Bill read the document, grunted in satisfaction, then went over and squatted down next to the medic. “You from the hospital?” he asked.

“You can say that again, and if I ever get back into the hospital I ain't never going out of it again. It was just my luck to be out picking up combat casualties when the raid hit.” “I hear that they aren't shipping any wounded out. Just putting them back into shape and sending them back into the line.” “You heard right. This is going to be a hard war to live through.” “But some of them must be wounded too badly to send back into action,” Bill insisted.

“The miracles of modern medicine,” the medic said indistinctly as he worried a cake of dehydrated luncheon meat. “Either you die or you're back in the line in a couple of weeks.” “Maybe a guy gets his arm blown off?” “They got an icebox full of old arms. Sew a new one on and bango, right back into the line.” “What about a foot?” Bill asked, worried.

“That's right-I forgot! They got a foot shortage. So many guys lying around without feet that they're running out of bed space. They were just starting to ship some of them offplanet when I left.” “You got any pain pills?” Bill asked, changing the subject. The medic dug out a white bottle.

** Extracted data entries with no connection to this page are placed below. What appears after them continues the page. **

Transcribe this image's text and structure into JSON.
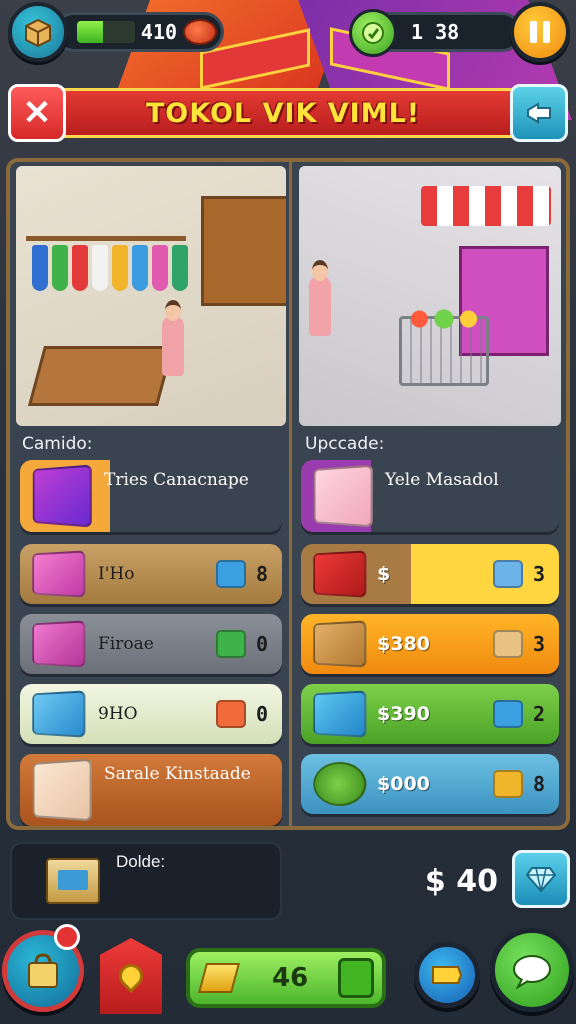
{
  "hud": {
    "energy_value": "410",
    "energy_level": 0.45,
    "gem_value": "1  38",
    "inventory_icon": "crate-icon",
    "food_icon": "ham-icon",
    "gem_icon": "gem-icon",
    "pause_icon": "pause-icon"
  },
  "title": {
    "text": "TOKOL VIK VIML!",
    "close_icon": "close-icon",
    "share_icon": "share-icon"
  },
  "left_column": {
    "label": "Camido:",
    "items": [
      {
        "name": "Tries Canacnape",
        "value": ""
      },
      {
        "name": "I'Ho",
        "value": "8"
      },
      {
        "name": "Firoae",
        "value": "0"
      },
      {
        "name": "9HO",
        "value": "0"
      },
      {
        "name": "Sarale Kinstaade",
        "value": ""
      }
    ]
  },
  "right_column": {
    "label": "Upccade:",
    "items": [
      {
        "name": "Yele Masadol",
        "price": "",
        "value": ""
      },
      {
        "name": "",
        "price": "$",
        "value": "3"
      },
      {
        "name": "",
        "price": "$380",
        "value": "3"
      },
      {
        "name": "",
        "price": "$390",
        "value": "2"
      },
      {
        "name": "",
        "price": "$000",
        "value": "8"
      }
    ]
  },
  "bottom": {
    "inventory_label": "Dolde:",
    "money": "$ 40",
    "level_value": "46"
  },
  "colors": {
    "accent_red": "#e23838",
    "accent_green": "#4cb62c",
    "panel_border": "#8a6a3a"
  }
}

“Three of these and you'd laugh while they sawed your head off.” “Give me three.” “If you ever see a guy around what has his foot shot off, you better quick tie something around his leg just over the knee, tight, to cut the blood off.” “Thanks buddy.” “No skin off my nose.” “Let's get moving,” the infantry sergeant said. “The quicker we move the better our chances.” Occasional flares from atomic rifles burned through the foliage overhead, and the thud-thud of heavy weapons shook the mud under their feet. They worked along parallel with the firing until it had died down, then stopped. Bill, the only one not chained in the line, crawled ahead to reconnoiter. The enemy lines seemed to be lightly held and he found a spot that looked the best for a breakthrough. Then, before he returned, he dug the heavy cord from his pocket that he had taken from one of the ration boxes. He tied a tourniquet above his right knee and twisted it tight with a stick, then swallowed the three pills. He stayed behind some heavy shrubs when he called to the others.

“Straight ahead, then sharp right before that clump of frees. Let's go-and FAST!” Bill led the way until the first men could see the lines ahead. Then he called out “What's that?” and ran into the heavy foliage. “Chingers!” he shouted, and sat down with his back to a tree.

He took careful aim with his pistol and blew his right foot off.

“Get moving fast!” he shouted, and heard the crash of the frightened men through the undergrowth. He threw the pistol away, fired at random into the trees a few times, then dragged to his feet. The atomic rifle made a good enough crutch to hobble along on, and he did not have far to go. Two troopers, they must have been new to combat or they would have known better, left the shelter to help him inside.

“Thanks, buddies,” he gasped, and sank to the ground. “War sure is hell.”